Hodgkin is also trying to include texts from the Americas and sub-Saharan Africa, which are difficult to capture due to a paucity of surviving manuscripts. “We will read the [Mayan mythology and history] ‘Popol Vuh’ because it’s a good example of this problem,” he says. “The earliest copies that we have of it were made post Columbian Exchange likely from oral K’iche’ sources.” He adds that he hopes this wide variety of readings will motivate students to eventually take other classes that engage more deeply with particular works or literary traditions.
Travels narratives — of migrations, pilgrimages, and even vision quests — will be a staple of the course.
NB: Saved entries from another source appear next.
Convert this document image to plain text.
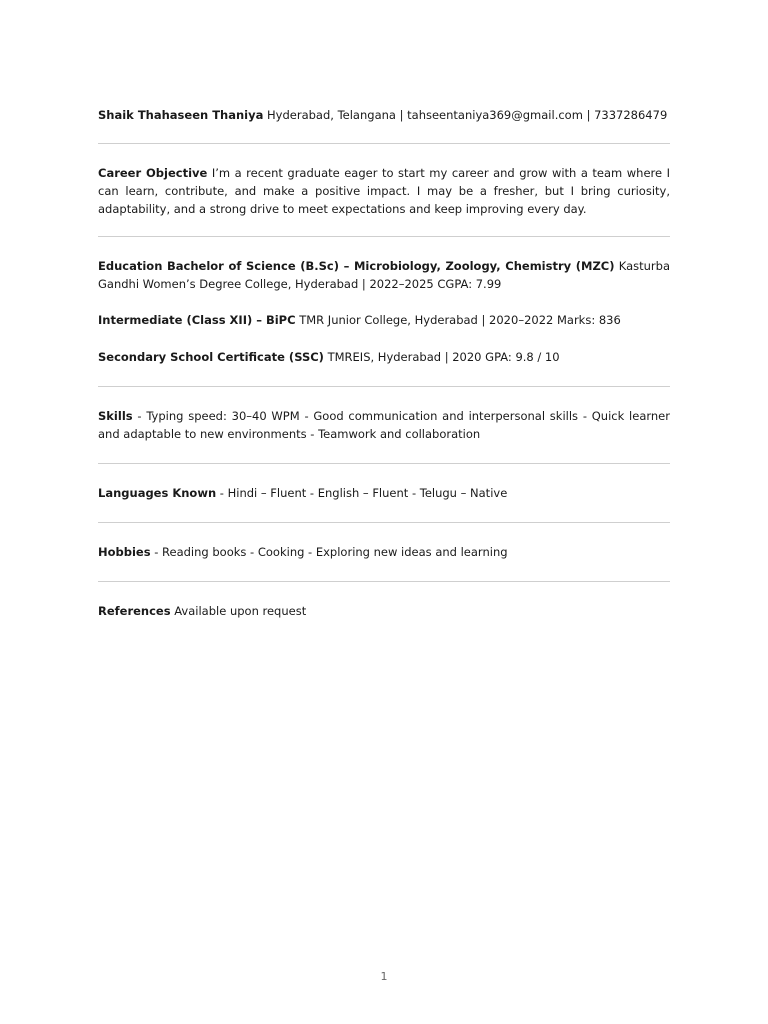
Shaik Thahaseen Thaniya Hyderabad, Telangana | tahseentaniya369@gmail.com | 7337286479

Career Objective I’m a recent graduate eager to start my career and grow with a team where I can learn, contribute, and make a positive impact. I may be a fresher, but I bring curiosity, adaptability, and a strong drive to meet expectations and keep improving every day.

Education Bachelor of Science (B.Sc) – Microbiology, Zoology, Chemistry (MZC) Kasturba Gandhi Women’s Degree College, Hyderabad | 2022–2025 CGPA: 7.99

Intermediate (Class XII) – BiPC TMR Junior College, Hyderabad | 2020–2022 Marks: 836

Secondary School Certificate (SSC) TMREIS, Hyderabad | 2020 GPA: 9.8 / 10

Skills - Typing speed: 30–40 WPM - Good communication and interpersonal skills - Quick learner and adaptable to new environments - Teamwork and collaboration

Languages Known - Hindi – Fluent - English – Fluent - Telugu – Native

Hobbies - Reading books - Cooking - Exploring new ideas and learning

References Available upon request

1
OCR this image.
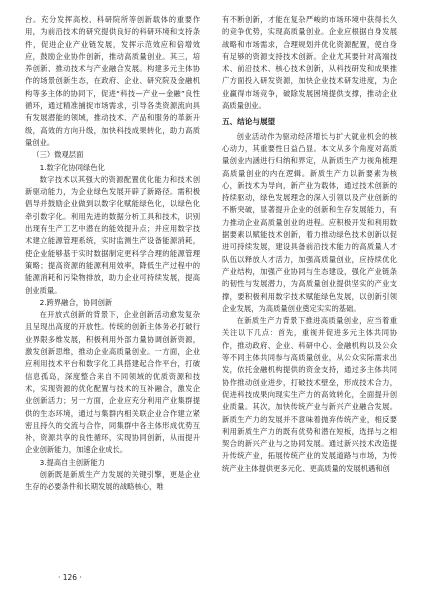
台。充分发挥高校、科研院所等创新载体的重要作用，为前沿技术的研究提供良好的科研环境和支持条件，促进企业产业链发展，发挥示范效应和倍增效应，鼓励企业协作创新，推动高质量创业。其三，培养创新、推动技术与产业融合发展。构建多元主体协作的场景创新生态，在政府、企业、研究院及金融机构等多主体的协同下，促进“科技—产业—金融”良性循环，通过精准捕捉市场需求，引导各类资源流向具有发展潜能的领域，推动技术、产品和服务的革新升级，高效的方向升级，加快科技成果转化，助力高质量创业。

（三）微观层面
1.数字化协同绿色化

数字技术以其强大的资源配置优化能力和技术创新驱动能力，为企业绿色发展开辟了新路径。需积极倡导并鼓励企业做到以数字化赋能绿色化，以绿色化牵引数字化。利用先进的数据分析工具和技术，识别出现有生产工艺中潜在的能效提升点；并应用数字技术建立能源管理系统，实时监测生产设备能源消耗，使企业能够基于实时数据制定更科学合理的能源管理策略；提高资源的能源利用效率，降低生产过程中的能源消耗和污染物排放，助力企业可持续发展，提高创业质量。

2.跨界融合，协同创新

在开放式创新的背景下，企业创新活动愈发复杂且呈现出高度的开放性。传统的创新主体务必打破行业界限多维发展，积极利用外部力量协调创新资源，激发创新思维，推动企业高质量创业。一方面，企业应利用技术平台和数字化工具搭建起合作平台，打破信息孤岛，深度整合来自不同领域的优质资源和技术，实现资源的优化配置与技术的互补融合，激发企业创新活力；另一方面，企业应充分利用产业集群提供的生态环境，通过与集群内相关联企业合作建立紧密且持久的交流与合作，同集群中各主体形成优势互补，资源共享的良性循环，实现协同创新，从而提升企业创新能力，加速企业成长。

3.提高自主创新能力

创新既是新质生产力发展的关键引擎，更是企业生存的必要条件和长期发展的战略核心，唯

有不断创新，才能在复杂严峻的市场环境中获得长久的竞争优势，实现高质量创业。企业应根据自身发展战略和市场需求，合理规划并优化资源配置，使自身有足够的资源支持技术创新。企业尤其要针对高端技术、前沿技术、核心技术创新，从科技研发和成果推广方面投入研发资源，加快企业技术研发进度，为企业赢得市场竞争，破除发展困境提供支撑，推动企业高质量创业。

五、结论与展望

创业活动作为驱动经济增长与扩大就业机会的核心动力，其重要性日益凸显。本文从多个角度对高质量创业内涵进行归纳和界定，从新质生产力视角梳理高质量创业的内在逻辑。新质生产力以新要素为核心，新技术为导向，新产业为载体，通过技术创新的持续驱动，绿色发展理念的深入引领以及产业创新的不断突破，显著提升企业的创新和生存发展能力，有力推动企业高质量创业的进程。应积极开发和利用数据要素以赋能技术创新，着力推动绿色技术创新以促进可持续发展，建设具备前沿技术能力的高质量人才队伍以释放人才活力，加强高质量创业，应持续优化产业结构，加强产业协同与生态建设，强化产业链条的韧性与发展潜力，为高质量创业提供坚实的产业支撑，要积极利用数字技术赋能绿色发展，以创新引领企业发展，为高质量创业奠定实实的基础。

在新质生产力背景下推进高质量创业，应当着重关注以下几点：首先，重视并促进多元主体共同协作，推动政府、企业、科研中心、金融机构以及公众等不同主体共同参与高质量创业，从公众实际需求出发，依托金融机构提供的资金支持，通过多主体共同协作推动创业进步，打破技术壁垒，形成技术合力，促进科技成果向现实生产力的高效转化，全面提升创业质量。其次，加快传统产业与新兴产业融合发展。新质生产力的发展并不意味着抛弃传统产业，相反要利用新质生产力的既有优势和潜在短板，选择与之相契合的新兴产业与之协同发展。通过新兴技术改造提升传统产业，拓展传统产业的发展道路与市场，为传统产业主体提供更多元化、更高质量的发展机遇和创

· 126 ·
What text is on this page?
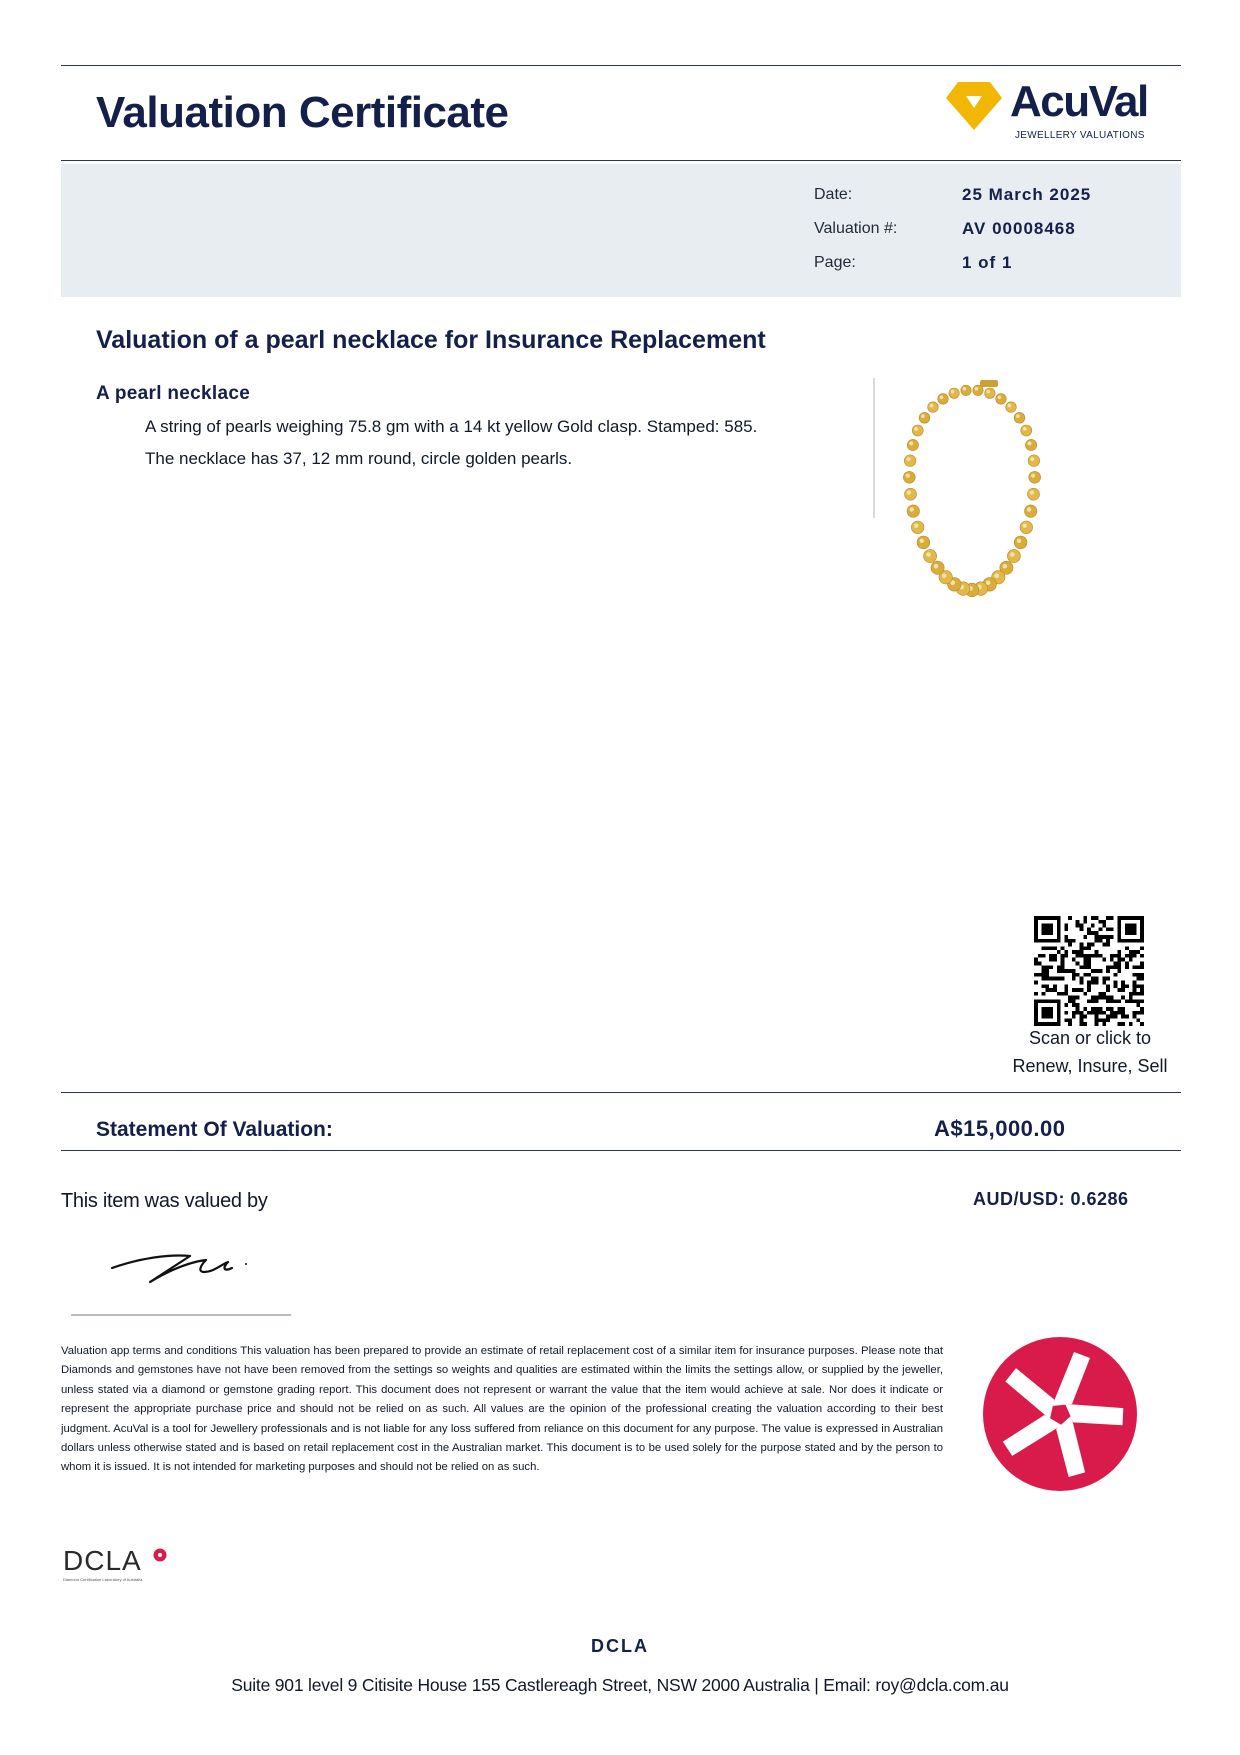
Valuation Certificate	AcuVal
JEWELLERY VALUATIONS
Date:	25 March 2025
Valuation #:	AV 00008468
Page:	1 of 1
Valuation of a pearl necklace for Insurance Replacement
A pearl necklace
A string of pearls weighing 75.8 gm with a 14 kt yellow Gold clasp. Stamped: 585.
The necklace has 37, 12 mm round, circle golden pearls.
Scan or click to
Renew, Insure, Sell
Statement Of Valuation:	A$15,000.00
This item was valued by	AUD/USD: 0.6286
Valuation app terms and conditions This valuation has been prepared to provide an estimate of retail replacement cost of a similar item for insurance purposes. Please note that Diamonds and gemstones have not have been removed from the settings so weights and qualities are estimated within the limits the settings allow, or supplied by the jeweller, unless stated via a diamond or gemstone grading report. This document does not represent or warrant the value that the item would achieve at sale. Nor does it indicate or represent the appropriate purchase price and should not be relied on as such. All values are the opinion of the professional creating the valuation according to their best judgment. AcuVal is a tool for Jewellery professionals and is not liable for any loss suffered from reliance on this document for any purpose. The value is expressed in Australian dollars unless otherwise stated and is based on retail replacement cost in the Australian market. This document is to be used solely for the purpose stated and by the person to whom it is issued. It is not intended for marketing purposes and should not be relied on as such.
DCLA
Diamond Certification Laboratory of Australia
DCLA
Suite 901 level 9 Citisite House 155 Castlereagh Street, NSW 2000 Australia | Email: roy@dcla.com.au
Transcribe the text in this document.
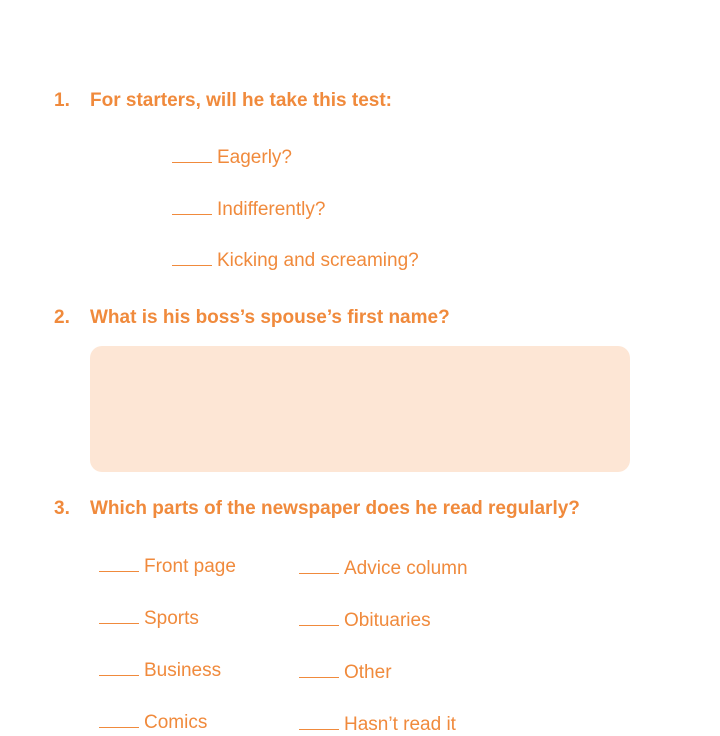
1.	For starters, will he take this test:
Eagerly?
Indifferently?
Kicking and screaming?
2.	What is his boss’s spouse’s first name?
3.	Which parts of the newspaper does he read regularly?
Front page
Sports
Business
Comics
Advice column
Obituaries
Other
Hasn’t read it
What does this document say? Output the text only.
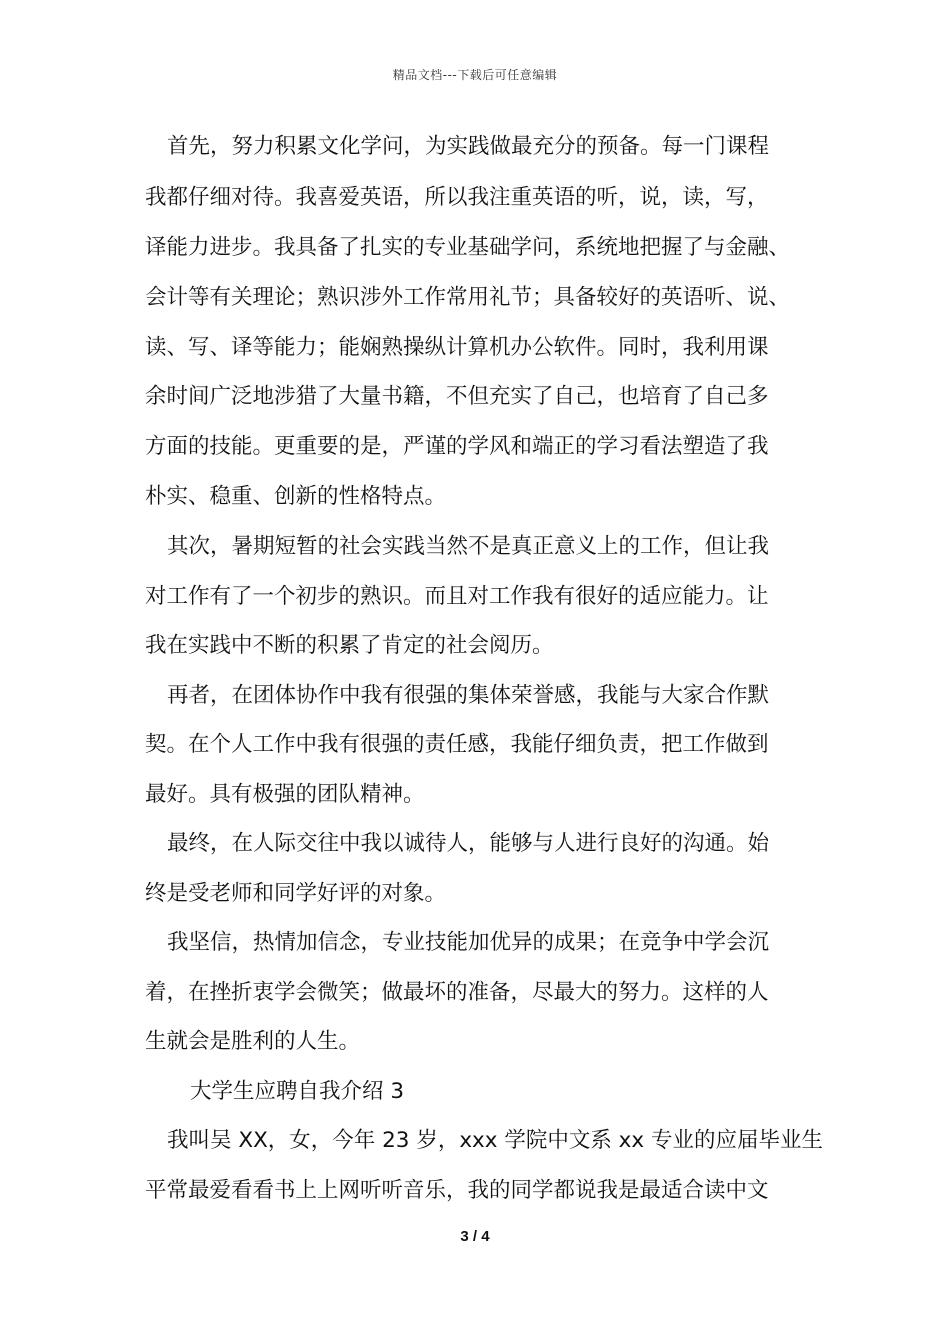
精品文档---下载后可任意编辑
首先，努力积累文化学问，为实践做最充分的预备。每一门课程
我都仔细对待。我喜爱英语，所以我注重英语的听，说，读，写，
译能力进步。我具备了扎实的专业基础学问，系统地把握了与金融、
会计等有关理论；熟识涉外工作常用礼节；具备较好的英语听、说、
读、写、译等能力；能娴熟操纵计算机办公软件。同时，我利用课
余时间广泛地涉猎了大量书籍，不但充实了自己，也培育了自己多
方面的技能。更重要的是，严谨的学风和端正的学习看法塑造了我
朴实、稳重、创新的性格特点。
其次，暑期短暂的社会实践当然不是真正意义上的工作，但让我
对工作有了一个初步的熟识。而且对工作我有很好的适应能力。让
我在实践中不断的积累了肯定的社会阅历。
再者，在团体协作中我有很强的集体荣誉感，我能与大家合作默
契。在个人工作中我有很强的责任感，我能仔细负责，把工作做到
最好。具有极强的团队精神。
最终，在人际交往中我以诚待人，能够与人进行良好的沟通。始
终是受老师和同学好评的对象。
我坚信，热情加信念，专业技能加优异的成果；在竞争中学会沉
着，在挫折衷学会微笑；做最坏的准备，尽最大的努力。这样的人
生就会是胜利的人生。
大学生应聘自我介绍 3
我叫吴 XX，女，今年 23 岁，xxx 学院中文系 xx 专业的应届毕业生
平常最爱看看书上上网听听音乐，我的同学都说我是最适合读中文
3 / 4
Hodgkin says he wants students to understand the frequent, complex mobility of peoples — artists, musicians, merchants, etc. — during the period.
“Within the space of the Mediterranean through to East Asia, it’s not just a matter of ‘this explorer moves across from here to here,’ or you know there’s this particular point of contact,” he explains. “It’s very much a single world of the verbal arts. The idea of this class is to have students think about how these forms and genres move around and all the different wonderful things that come out of that mobility.
“The genealogical linkages are in many cases impossible to trace, and in other cases at least difficult, but we can think about it as a class,” continues Hodgkin. As they encounter similarities between, for example, East Iranian Buddhist lyrics and the poetry of Tang China’s Li Bai, they will ask together: What might be a matter of emulation or influence? What is more a similarity of forms? And what is just the universality of human experience?
Much like Butterfield, Hodgkin hopes his students come away from this class with a different sense of the world. “I think we live in a moment when there are a lot of non-specialist ideas about civilizational units out there — about the clash of civilizations and the idea that differences between them are just so old that they can’t possibly be bridged.” But this isn’t true, he says. “The fluidity of those units in the pre-modern world may come as a surprise to a lot of people.”